Achievements and titles
- Personal best(s): 1500m: 3:38.25 (2025) Mile: 3:58.15 (2025) 3000m: 7:52.36 (2025) 5000m: 13:33.81 (2025) Road 5km 13:52 (2025) 10km: 28:46 (2024)

= Jacob Cann =

British long-distance runner

Jacob Cann (born 22 December 2000) is a British middle-, long-distance, and cross country runner. He represented Great Britain at the 2026 World Athletics Cross Country Championships.

==Biography==
Cann was educated at Lancaster University and the University of San Francisco, and is a member of Western Tempo. His parents, Neil and Diane, live in Cheltenham, where in January 2025 Cann set a new course record to win the Linda Franks 5 Mile road race. The following month, he was included in the England Team selected for the 2025 Cross Country Home Countries International. He also competed for England in races in Belgium and Spain in 2025. That summer, Cann set personal bests in every distance he ran on the track, including a maiden sub-four minute mile.

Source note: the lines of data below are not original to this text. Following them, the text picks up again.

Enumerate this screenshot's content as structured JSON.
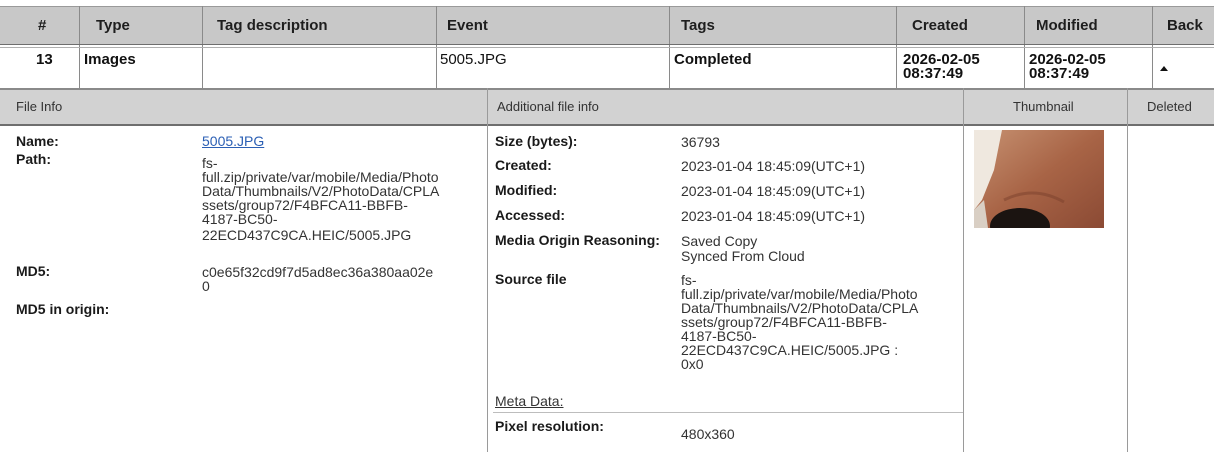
{
  "header": {
    "num": "#",
    "type": "Type",
    "tag_description": "Tag description",
    "event": "Event",
    "tags": "Tags",
    "created": "Created",
    "modified": "Modified",
    "back": "Back"
  },
  "row": {
    "num": "13",
    "type": "Images",
    "tag_description": "",
    "event": "5005.JPG",
    "tags": "Completed",
    "created_date": "2026-02-05",
    "created_time": "08:37:49",
    "modified_date": "2026-02-05",
    "modified_time": "08:37:49"
  },
  "subheader": {
    "file_info": "File Info",
    "additional": "Additional file info",
    "thumbnail": "Thumbnail",
    "deleted": "Deleted"
  },
  "file_info": {
    "name_label": "Name:",
    "name_value": "5005.JPG",
    "path_label": "Path:",
    "path_lines": [
      "fs-",
      "full.zip/private/var/mobile/Media/Photo",
      "Data/Thumbnails/V2/PhotoData/CPLA",
      "ssets/group72/F4BFCA11-BBFB-",
      "4187-BC50-",
      "22ECD437C9CA.HEIC/5005.JPG"
    ],
    "md5_label": "MD5:",
    "md5_lines": [
      "c0e65f32cd9f7d5ad8ec36a380aa02e",
      "0"
    ],
    "md5_origin_label": "MD5 in origin:"
  },
  "additional": {
    "size_label": "Size (bytes):",
    "size_value": "36793",
    "created_label": "Created:",
    "created_value": "2023-01-04 18:45:09(UTC+1)",
    "modified_label": "Modified:",
    "modified_value": "2023-01-04 18:45:09(UTC+1)",
    "accessed_label": "Accessed:",
    "accessed_value": "2023-01-04 18:45:09(UTC+1)",
    "origin_label": "Media Origin Reasoning:",
    "origin_lines": [
      "Saved Copy",
      "Synced From Cloud"
    ],
    "source_label": "Source file",
    "source_lines": [
      "fs-",
      "full.zip/private/var/mobile/Media/Photo",
      "Data/Thumbnails/V2/PhotoData/CPLA",
      "ssets/group72/F4BFCA11-BBFB-",
      "4187-BC50-",
      "22ECD437C9CA.HEIC/5005.JPG :",
      "0x0"
    ],
    "meta_label": "Meta Data:",
    "pixel_label": "Pixel resolution:",
    "pixel_value": "480x360"
  }
}
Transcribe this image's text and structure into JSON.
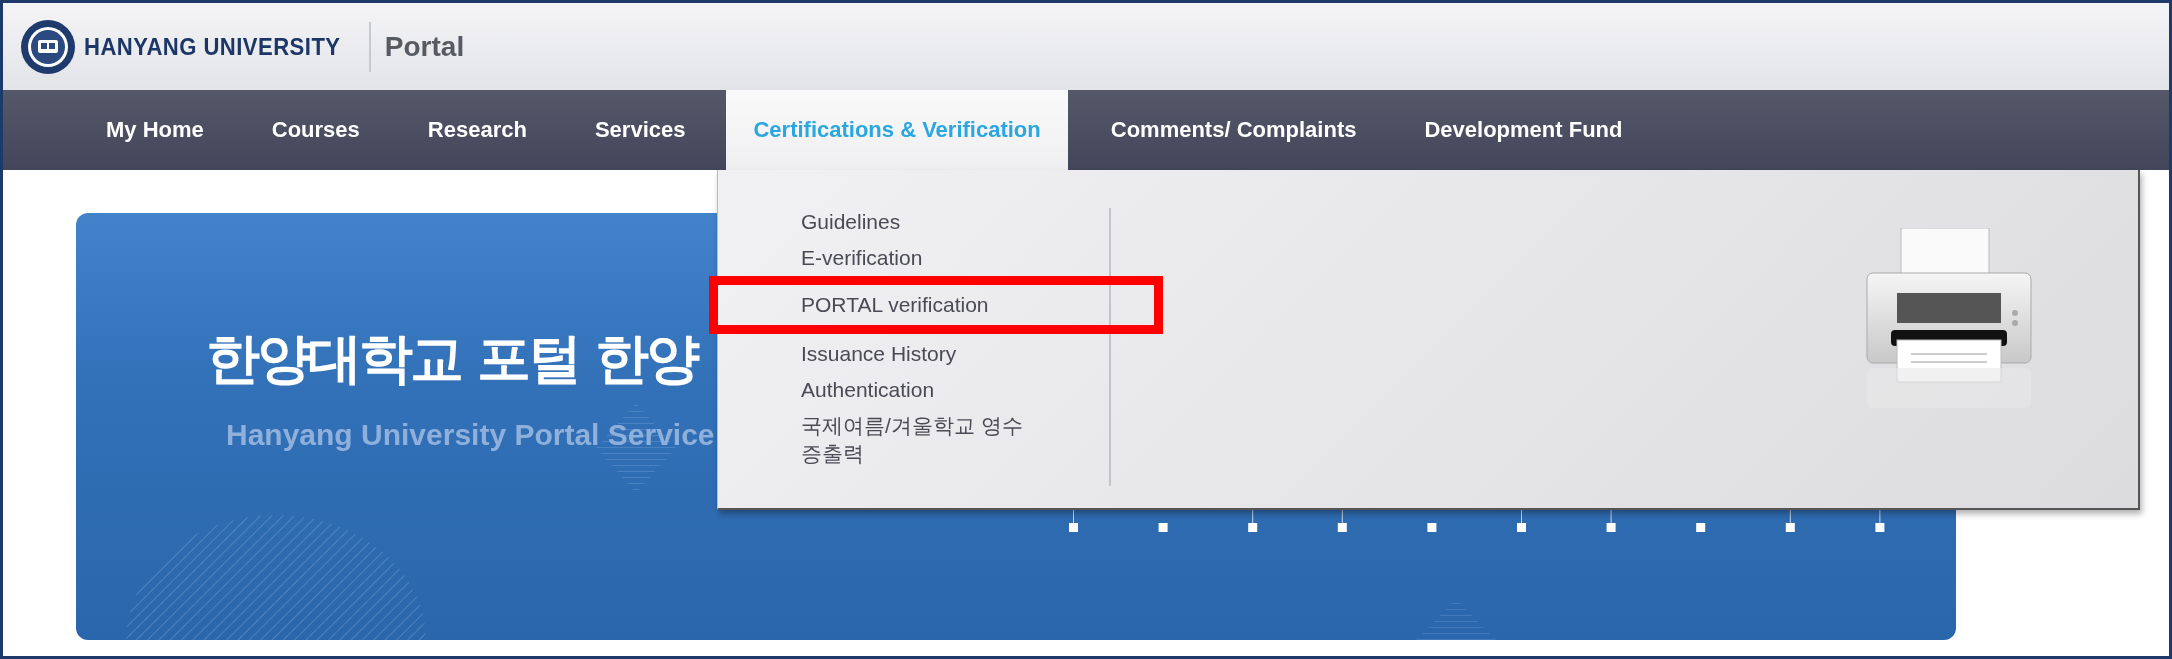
{
  "header": {
    "logo_text": "HANYANG UNIVERSITY",
    "title": "Portal"
  },
  "nav": [
    {
      "label": "My Home",
      "selected": false
    },
    {
      "label": "Courses",
      "selected": false
    },
    {
      "label": "Research",
      "selected": false
    },
    {
      "label": "Services",
      "selected": false
    },
    {
      "label": "Certifications & Verification",
      "selected": true
    },
    {
      "label": "Comments/ Complaints",
      "selected": false
    },
    {
      "label": "Development Fund",
      "selected": false
    }
  ],
  "dropdown": {
    "items": [
      {
        "label": "Guidelines",
        "highlighted": false
      },
      {
        "label": "E-verification",
        "highlighted": false
      },
      {
        "label": "PORTAL verification",
        "highlighted": true
      },
      {
        "label": "Issuance History",
        "highlighted": false
      },
      {
        "label": "Authentication",
        "highlighted": false
      },
      {
        "label": "국제여름/겨울학교 영수증출력",
        "highlighted": false
      }
    ]
  },
  "banner": {
    "title": "한양대학교 포털 한양",
    "subtitle": "Hanyang University Portal Service"
  }
}
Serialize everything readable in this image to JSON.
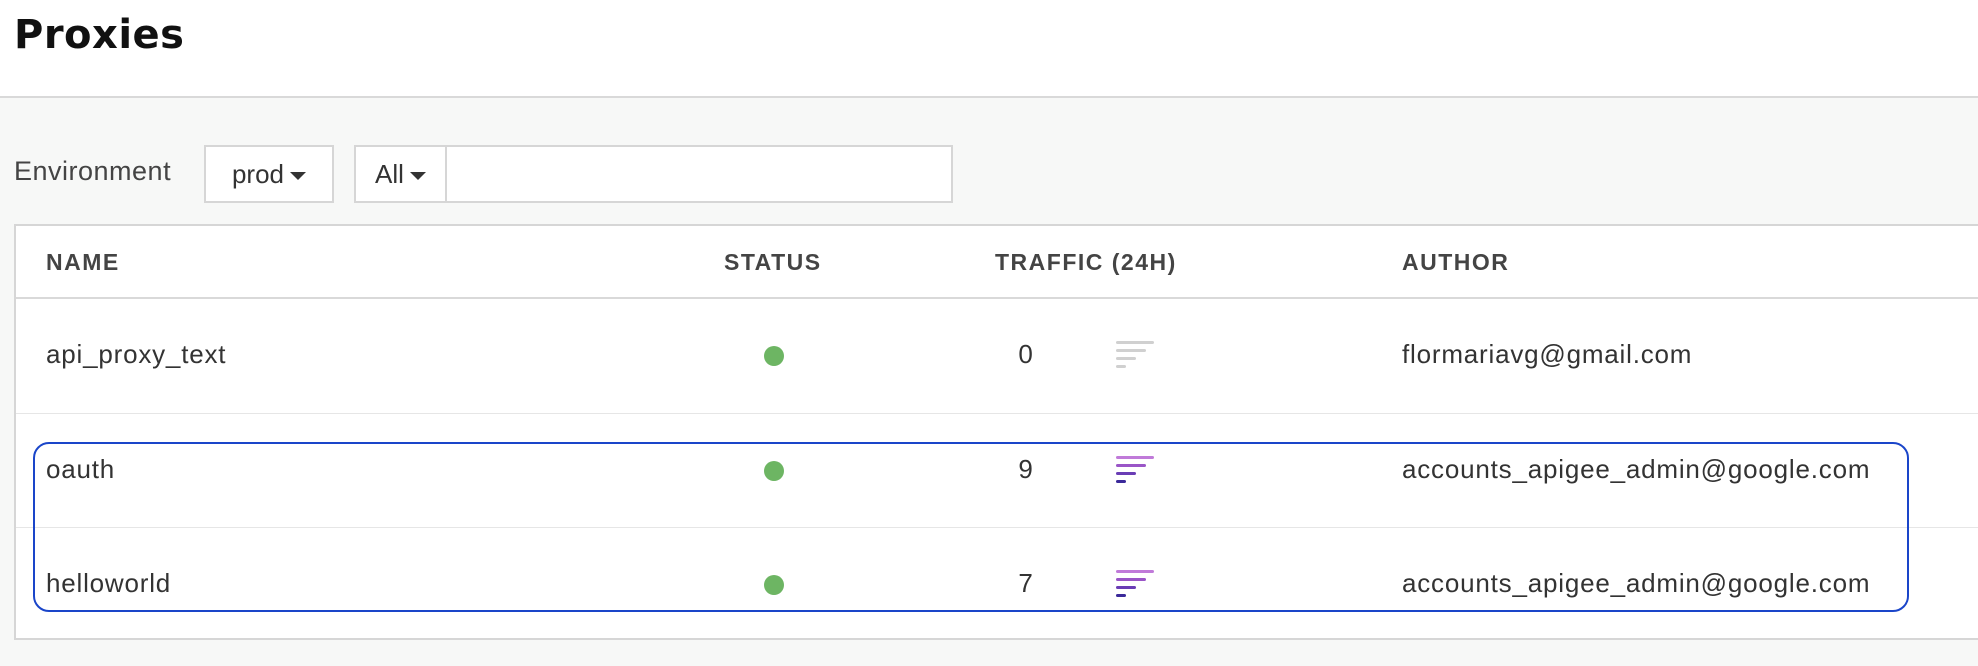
{
  "page": {
    "title": "Proxies"
  },
  "filters": {
    "environment_label": "Environment",
    "environment_value": "prod",
    "scope_value": "All",
    "search_value": ""
  },
  "table": {
    "columns": [
      "NAME",
      "STATUS",
      "TRAFFIC (24H)",
      "AUTHOR"
    ],
    "rows": [
      {
        "name": "api_proxy_text",
        "status": "deployed",
        "traffic": "0",
        "traffic_trend_color": "#d0d0d0",
        "author": "flormariavg@gmail.com"
      },
      {
        "name": "oauth",
        "status": "deployed",
        "traffic": "9",
        "traffic_trend_color": "#a855c9",
        "author": "accounts_apigee_admin@google.com"
      },
      {
        "name": "helloworld",
        "status": "deployed",
        "traffic": "7",
        "traffic_trend_color": "#a855c9",
        "author": "accounts_apigee_admin@google.com"
      }
    ]
  },
  "colors": {
    "status_ok": "#6db563",
    "selection_outline": "#1a45c9",
    "traffic_active_top": "#b46bd6",
    "traffic_active_bottom": "#3b2a9a",
    "traffic_idle": "#d0d0d0"
  }
}
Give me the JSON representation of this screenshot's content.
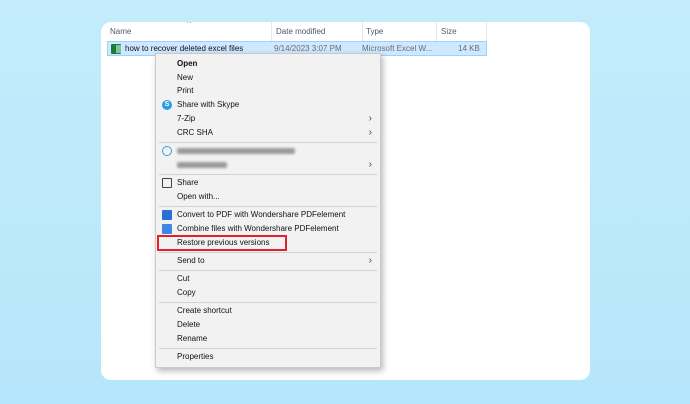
{
  "header": {
    "sort_arrow": "^",
    "columns": [
      "Name",
      "Date modified",
      "Type",
      "Size"
    ]
  },
  "file": {
    "name": "how to recover deleted excel files",
    "date_modified": "9/14/2023 3:07 PM",
    "type": "Microsoft Excel W...",
    "size": "14 KB",
    "icon": "excel-file-icon"
  },
  "menu": {
    "open": "Open",
    "new": "New",
    "print": "Print",
    "share_with_skype": "Share with Skype",
    "seven_zip": "7-Zip",
    "crc_sha": "CRC SHA",
    "share": "Share",
    "open_with": "Open with...",
    "convert_pdf": "Convert to PDF with Wondershare PDFelement",
    "combine_files": "Combine files with Wondershare PDFelement",
    "restore_previous": "Restore previous versions",
    "send_to": "Send to",
    "cut": "Cut",
    "copy": "Copy",
    "create_shortcut": "Create shortcut",
    "delete": "Delete",
    "rename": "Rename",
    "properties": "Properties",
    "chevron": "›"
  },
  "colors": {
    "highlight": "#e3202c",
    "selection": "#cde8ff",
    "background": "#bfe9fb"
  }
}
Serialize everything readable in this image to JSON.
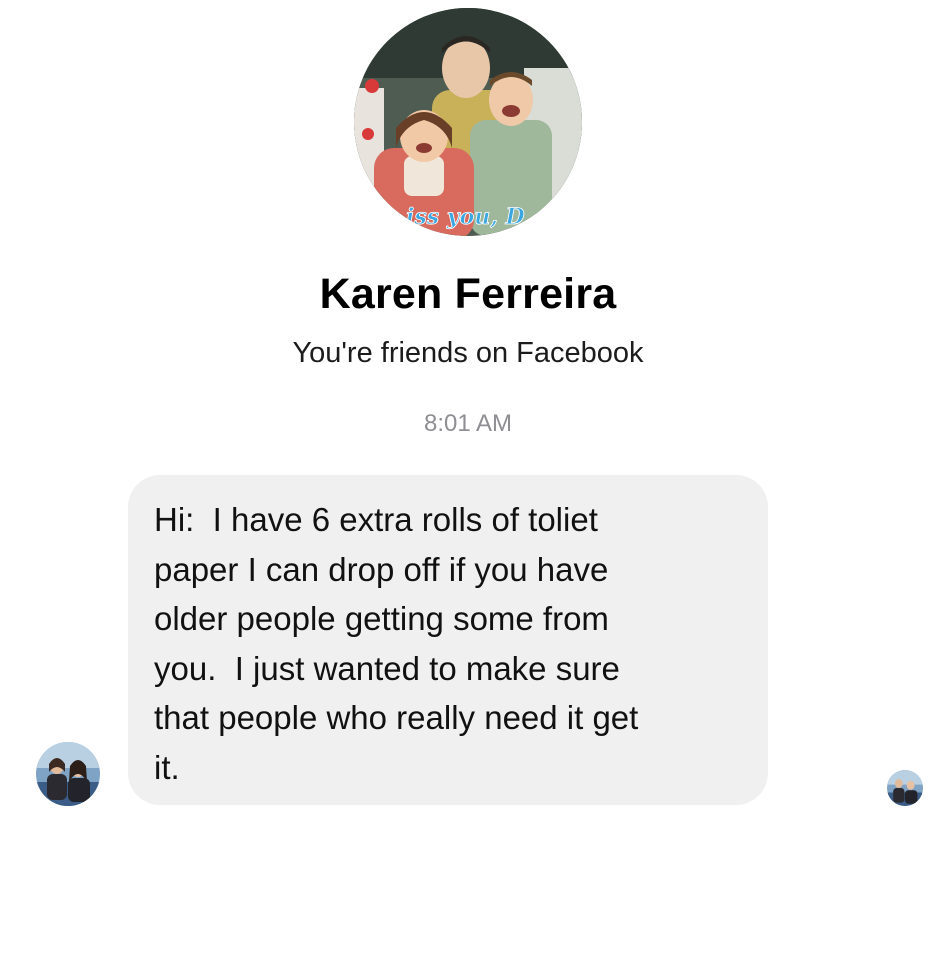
{
  "conversation": {
    "contact_name": "Karen Ferreira",
    "friend_status": "You're friends on Facebook",
    "timestamp": "8:01 AM",
    "profile_photo_overlay_text": "iss you, D",
    "message": {
      "lines": [
        "Hi:  I have 6 extra rolls of toliet",
        "paper I can drop off if you have",
        "older people getting some from",
        "you.  I just wanted to make sure",
        "that people who really need it get",
        "it."
      ]
    }
  },
  "icons": {
    "profile_photo": "family-photo",
    "sender_avatar": "user-avatar",
    "seen_indicator": "seen-avatar-icon"
  },
  "colors": {
    "bubble_background": "#f0f0f0",
    "timestamp_text": "#8e8e93",
    "overlay_text": "#3aa7e0"
  }
}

Cann placed fifth in the 9.6 km race at the 2025 Cardiff Cross Challenge in Wales, a gold race part of the World Athletics Cross Country Tour in November 2025. He then placed fourth at the Liverpool Cross Challenge later that month. He was subsequently selected for the Great Britain team to compete at the 2025 European Cross Country Championships in Lagoa, Portugal in December 2025, placing 29th overall. That month, he was selected for the 2026 World Athletics Cross Country Championships in Tallahassee, where he placed 71st overall in January 2026.

Cann competed over 3000 metres at the 2026 British Indoor Athletics Championships in Birmingham, placing fourth overall. On 7 March, he was runner-up to James Kingston at the UK Athletics Cross Challenge Final and UK Inter Counties Championships in Nottingham.